The Cybersecurity Skills Gap
India faces a severe cybersecurity talent shortage. TeamLease Digital estimates India needs approximately 10 lakh cybersecurity professionals by 2027 but currently has just 2.1 lakh — a gap of approximately 7.9 lakh professionals. This shortage drives up salaries (senior cybersecurity professionals command ₹25-60 lakh annually, with specialists in areas like cloud security, OT security, and threat intelligence earning significantly more) and leaves many organisations inadequately defended.
Several initiatives aim to address this gap. IIT Kanpur has launched an iMTech in Cybersecurity programme. NASSCOM's Future Skills Prime platform offers government-subsidised cybersecurity certifications.
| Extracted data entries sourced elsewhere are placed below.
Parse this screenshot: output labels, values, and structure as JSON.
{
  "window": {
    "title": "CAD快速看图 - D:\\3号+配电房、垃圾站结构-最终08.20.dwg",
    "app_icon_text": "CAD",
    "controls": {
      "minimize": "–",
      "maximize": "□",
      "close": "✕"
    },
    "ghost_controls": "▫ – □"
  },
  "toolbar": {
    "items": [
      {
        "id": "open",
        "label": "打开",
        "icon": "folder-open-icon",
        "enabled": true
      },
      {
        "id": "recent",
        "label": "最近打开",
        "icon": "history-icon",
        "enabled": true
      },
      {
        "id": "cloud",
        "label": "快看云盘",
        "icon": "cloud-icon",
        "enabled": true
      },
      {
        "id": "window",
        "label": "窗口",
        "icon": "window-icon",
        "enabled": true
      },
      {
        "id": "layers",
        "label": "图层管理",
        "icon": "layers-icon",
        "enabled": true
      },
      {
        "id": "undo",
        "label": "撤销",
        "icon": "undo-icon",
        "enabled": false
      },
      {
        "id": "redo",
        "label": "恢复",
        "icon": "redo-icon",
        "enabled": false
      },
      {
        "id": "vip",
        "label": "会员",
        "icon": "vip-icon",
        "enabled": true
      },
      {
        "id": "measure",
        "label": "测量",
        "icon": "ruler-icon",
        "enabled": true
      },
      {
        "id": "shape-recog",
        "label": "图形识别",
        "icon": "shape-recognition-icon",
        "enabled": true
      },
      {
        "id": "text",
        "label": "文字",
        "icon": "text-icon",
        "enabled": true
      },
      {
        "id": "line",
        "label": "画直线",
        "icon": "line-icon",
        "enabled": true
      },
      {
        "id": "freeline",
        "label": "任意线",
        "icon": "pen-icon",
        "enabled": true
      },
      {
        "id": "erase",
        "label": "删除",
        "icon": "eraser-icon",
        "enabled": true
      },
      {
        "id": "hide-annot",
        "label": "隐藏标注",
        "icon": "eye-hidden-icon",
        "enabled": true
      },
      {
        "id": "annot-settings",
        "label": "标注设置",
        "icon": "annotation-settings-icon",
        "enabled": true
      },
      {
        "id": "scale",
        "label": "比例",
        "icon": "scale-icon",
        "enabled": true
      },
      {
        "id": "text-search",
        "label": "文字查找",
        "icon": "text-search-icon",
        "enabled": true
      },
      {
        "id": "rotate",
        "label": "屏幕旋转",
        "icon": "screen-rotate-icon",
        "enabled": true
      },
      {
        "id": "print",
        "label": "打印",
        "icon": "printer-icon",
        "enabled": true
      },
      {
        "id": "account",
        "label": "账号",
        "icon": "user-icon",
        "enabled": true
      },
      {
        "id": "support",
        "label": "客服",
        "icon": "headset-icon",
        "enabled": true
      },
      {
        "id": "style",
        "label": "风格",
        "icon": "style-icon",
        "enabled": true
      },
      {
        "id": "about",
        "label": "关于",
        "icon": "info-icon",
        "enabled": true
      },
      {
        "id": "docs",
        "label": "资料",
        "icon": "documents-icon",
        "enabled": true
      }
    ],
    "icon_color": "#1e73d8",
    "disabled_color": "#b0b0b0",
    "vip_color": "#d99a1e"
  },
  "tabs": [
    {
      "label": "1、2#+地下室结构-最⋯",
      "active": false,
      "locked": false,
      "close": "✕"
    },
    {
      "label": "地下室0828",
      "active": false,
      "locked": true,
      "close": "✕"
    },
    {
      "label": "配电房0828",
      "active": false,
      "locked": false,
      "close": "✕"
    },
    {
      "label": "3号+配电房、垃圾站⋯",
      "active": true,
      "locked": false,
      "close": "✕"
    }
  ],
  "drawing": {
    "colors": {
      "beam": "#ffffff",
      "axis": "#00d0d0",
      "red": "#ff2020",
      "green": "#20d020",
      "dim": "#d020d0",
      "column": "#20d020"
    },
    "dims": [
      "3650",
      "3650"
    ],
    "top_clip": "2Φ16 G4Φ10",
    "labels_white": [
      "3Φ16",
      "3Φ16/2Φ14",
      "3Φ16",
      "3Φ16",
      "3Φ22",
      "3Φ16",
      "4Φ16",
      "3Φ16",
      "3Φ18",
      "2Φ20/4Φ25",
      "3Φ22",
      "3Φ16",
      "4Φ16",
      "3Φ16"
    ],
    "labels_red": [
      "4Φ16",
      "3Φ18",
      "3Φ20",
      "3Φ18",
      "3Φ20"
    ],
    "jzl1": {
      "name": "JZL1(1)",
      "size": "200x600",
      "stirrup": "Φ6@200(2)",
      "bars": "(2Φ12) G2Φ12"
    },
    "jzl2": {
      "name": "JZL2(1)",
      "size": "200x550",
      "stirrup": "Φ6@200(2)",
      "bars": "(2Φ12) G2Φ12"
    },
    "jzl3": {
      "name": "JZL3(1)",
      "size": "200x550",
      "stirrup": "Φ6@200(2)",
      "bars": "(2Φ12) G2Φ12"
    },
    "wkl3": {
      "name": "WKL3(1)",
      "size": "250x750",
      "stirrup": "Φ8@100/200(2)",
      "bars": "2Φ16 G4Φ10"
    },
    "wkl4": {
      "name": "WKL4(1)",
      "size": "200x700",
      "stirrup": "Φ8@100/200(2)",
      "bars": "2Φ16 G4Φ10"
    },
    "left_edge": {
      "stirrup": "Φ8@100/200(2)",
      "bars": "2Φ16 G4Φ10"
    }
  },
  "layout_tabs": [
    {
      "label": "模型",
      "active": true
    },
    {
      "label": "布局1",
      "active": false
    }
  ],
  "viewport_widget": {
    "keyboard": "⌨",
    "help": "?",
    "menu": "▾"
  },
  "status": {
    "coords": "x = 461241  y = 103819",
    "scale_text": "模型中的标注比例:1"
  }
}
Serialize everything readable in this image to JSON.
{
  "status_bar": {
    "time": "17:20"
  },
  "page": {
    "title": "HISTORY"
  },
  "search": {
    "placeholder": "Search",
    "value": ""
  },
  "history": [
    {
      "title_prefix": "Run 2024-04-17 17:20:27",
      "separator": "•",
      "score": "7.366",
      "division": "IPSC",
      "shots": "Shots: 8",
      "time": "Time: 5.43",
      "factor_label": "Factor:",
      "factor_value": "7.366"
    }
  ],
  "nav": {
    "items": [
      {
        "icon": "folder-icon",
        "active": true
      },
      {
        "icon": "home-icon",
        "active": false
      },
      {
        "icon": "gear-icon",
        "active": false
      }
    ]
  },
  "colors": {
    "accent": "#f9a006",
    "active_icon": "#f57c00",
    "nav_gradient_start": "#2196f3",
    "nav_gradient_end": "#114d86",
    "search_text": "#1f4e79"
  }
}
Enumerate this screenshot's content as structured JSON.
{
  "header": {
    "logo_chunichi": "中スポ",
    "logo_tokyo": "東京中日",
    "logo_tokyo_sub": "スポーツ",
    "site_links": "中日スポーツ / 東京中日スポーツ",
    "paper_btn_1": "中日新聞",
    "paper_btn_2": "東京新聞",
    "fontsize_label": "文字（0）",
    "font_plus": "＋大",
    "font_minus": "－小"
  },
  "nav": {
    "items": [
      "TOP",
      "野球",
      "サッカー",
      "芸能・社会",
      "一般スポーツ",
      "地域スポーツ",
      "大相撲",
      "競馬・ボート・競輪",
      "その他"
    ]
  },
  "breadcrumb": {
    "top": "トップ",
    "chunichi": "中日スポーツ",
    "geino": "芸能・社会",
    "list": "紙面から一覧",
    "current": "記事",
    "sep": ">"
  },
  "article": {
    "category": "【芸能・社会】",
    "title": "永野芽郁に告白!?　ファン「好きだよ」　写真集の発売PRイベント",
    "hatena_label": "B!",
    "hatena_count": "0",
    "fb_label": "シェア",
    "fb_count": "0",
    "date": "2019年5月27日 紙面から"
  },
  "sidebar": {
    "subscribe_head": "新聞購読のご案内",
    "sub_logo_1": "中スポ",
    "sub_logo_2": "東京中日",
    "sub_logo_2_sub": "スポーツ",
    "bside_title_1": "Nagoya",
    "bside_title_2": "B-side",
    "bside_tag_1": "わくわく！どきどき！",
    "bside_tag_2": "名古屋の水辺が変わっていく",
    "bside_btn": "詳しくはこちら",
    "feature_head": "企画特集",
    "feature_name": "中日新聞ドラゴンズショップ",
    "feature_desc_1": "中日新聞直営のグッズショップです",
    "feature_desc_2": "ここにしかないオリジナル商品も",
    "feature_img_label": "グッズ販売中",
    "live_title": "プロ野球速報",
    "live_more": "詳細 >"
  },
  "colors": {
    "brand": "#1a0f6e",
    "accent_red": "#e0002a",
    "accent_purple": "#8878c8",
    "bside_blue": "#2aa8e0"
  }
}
CERT-In runs free training programmes for government IT personnel. However, closing a 7.9-lakh person gap through education alone will take years.
How Indian Businesses Can Protect Themselves
For Indian organisations navigating the threat landscape, cybersecurity experts recommend a layered defence strategy:
- Zero Trust Architecture: Never trust, always verify — all users, even insiders, must be authenticated for every access request
- Multi-Factor Authentication (MFA): Mandatory for all administrative and remote access — MFA blocks over 99% of account compromise attacks according to Microsoft
- Regular Patching: Over 60% of successful breaches exploit known vulnerabilities with available patches — timely patching is the single highest-ROI security measure
- Employee Training: Phishing remains the #1 entry point — regular phishing simulation training reduces click rates by 70%+
- Incident Response Planning: Organisations with tested incident response plans contain breaches 54 days faster and save an average of ₹2 crore in breach costs
- CERT-In Compliance: Ensure 6-hour incident reporting capability and designated SPOC with CERT-In to avoid regulatory penalties
In an era where India's digital economy transacts trillions of rupees online and stores the health, financial, and identity data of over a billion citizens, cybersecurity is no longer an IT department concern — it is a fundamental business and national security imperative.